Following the review, the Bank has started nine investigations, which could lead to the debarment of firms and individuals from doing business with the Bank. It has started an internal review and disciplinary action will be taken against Bank staff if warranted.

''We welcome the Government of India's resolute commitment to eliminate fraud and corruption, and are pleased it has already started to implement many of the actions in the plans endorsed today,'' said World Bank Managing Director Ngozi Okonjo-Iweala.

''We believe our joint agreement will not only improve existing projects, but will also strengthen the design, integrity, and implementation of future projects,'' he added.

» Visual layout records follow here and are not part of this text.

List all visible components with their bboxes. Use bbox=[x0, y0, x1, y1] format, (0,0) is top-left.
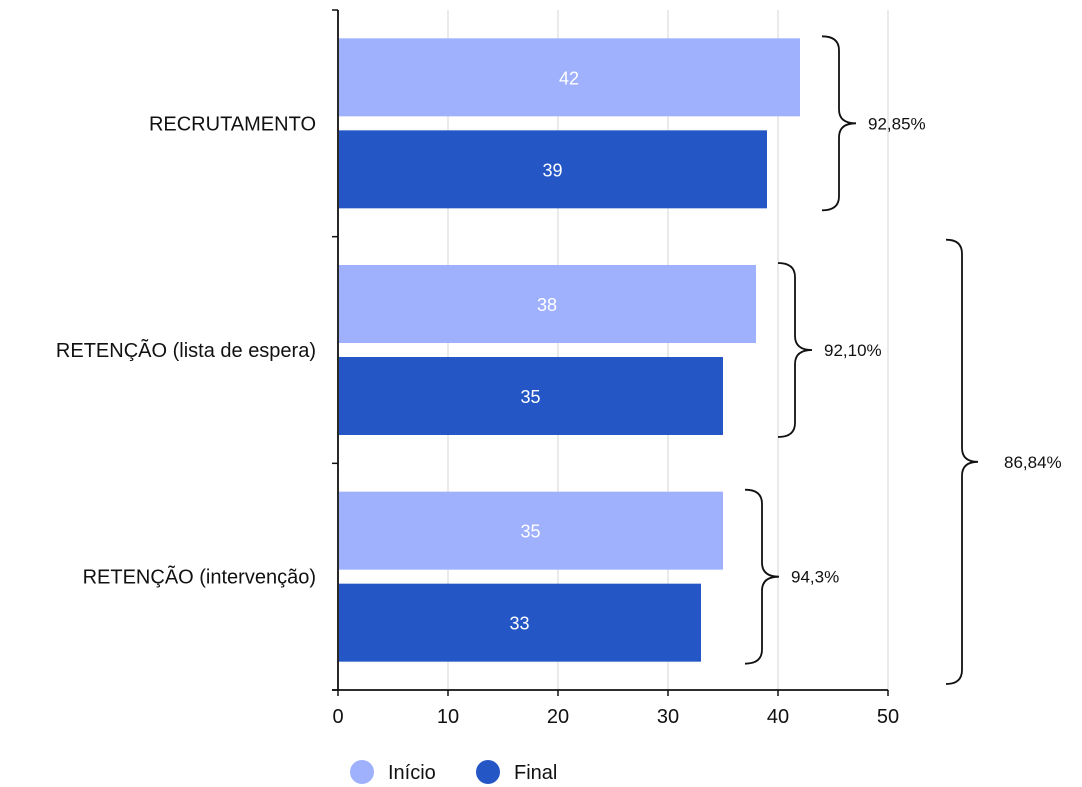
annotation-label: 94,3% bbox=[791, 568, 839, 587]
bar-value-label: 33 bbox=[509, 614, 529, 634]
annotation-label: 92,85% bbox=[868, 114, 926, 133]
bar-value-label: 38 bbox=[537, 295, 557, 315]
legend-label: Final bbox=[514, 762, 557, 784]
x-tick-label: 10 bbox=[437, 706, 459, 728]
bar-value-label: 42 bbox=[559, 68, 579, 88]
legend-swatch-inicio bbox=[350, 760, 374, 784]
category-label: RECRUTAMENTO bbox=[149, 113, 316, 135]
category-label: RETENÇÃO (intervenção) bbox=[83, 565, 316, 589]
brace-annotation bbox=[777, 262, 813, 438]
bar-inicio bbox=[339, 491, 723, 570]
bar-value-label: 39 bbox=[542, 160, 562, 180]
x-tick-label: 0 bbox=[332, 706, 343, 728]
annotation-label: 86,84% bbox=[1004, 453, 1062, 472]
x-tick-label: 20 bbox=[547, 706, 569, 728]
brace-annotation bbox=[821, 35, 857, 212]
bar-final bbox=[339, 130, 767, 209]
bar-value-label: 35 bbox=[520, 387, 540, 407]
bar-final bbox=[339, 357, 723, 435]
legend-swatch-final bbox=[476, 760, 500, 784]
legend-label: Início bbox=[388, 762, 436, 784]
bar-inicio bbox=[339, 38, 800, 117]
annotations: 92,85% 92,10% 94,3% 86,84% bbox=[744, 35, 1062, 685]
axes: 0 10 20 30 40 50 RECRUTAMENTO RETENÇÃO (lista d… bbox=[56, 9, 899, 728]
x-tick-label: 30 bbox=[657, 706, 679, 728]
category-label: RETENÇÃO (lista de espera) bbox=[56, 338, 316, 362]
x-tick-label: 40 bbox=[767, 706, 789, 728]
bars: 42 39 38 35 35 33 bbox=[339, 38, 800, 662]
brace-annotation bbox=[945, 238, 979, 685]
bar-final bbox=[339, 583, 701, 662]
x-tick-label: 50 bbox=[877, 706, 899, 728]
legend: Início Final bbox=[350, 760, 557, 784]
bar-value-label: 35 bbox=[520, 522, 540, 542]
annotation-label: 92,10% bbox=[824, 341, 882, 360]
bar-inicio bbox=[339, 265, 756, 343]
brace-annotation bbox=[744, 488, 780, 665]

The Bank intends to remain engaged in the health sector in India, to help strengthen health care systems and meet critical public needs, provide future projects including mechanisms to counter the risks identified in the DIR, the release stated.

Acknowledging the Indian government's feedback and concerns about the DIR process, and the Board discussion, the Bank has decided to implement the recommendations of the panel, led by former Federal Reserve Chairman Paul Volcker, to provide governments with 30 days to comment on draft reviews before they are released.

The Bank would create an Independent Advisory Board to advise on the work of its Department of Institutional Integrity, and is supporting preventative services to alert Bank staff to indicators of fraudulent and collusive practices by private firms, the release concluded.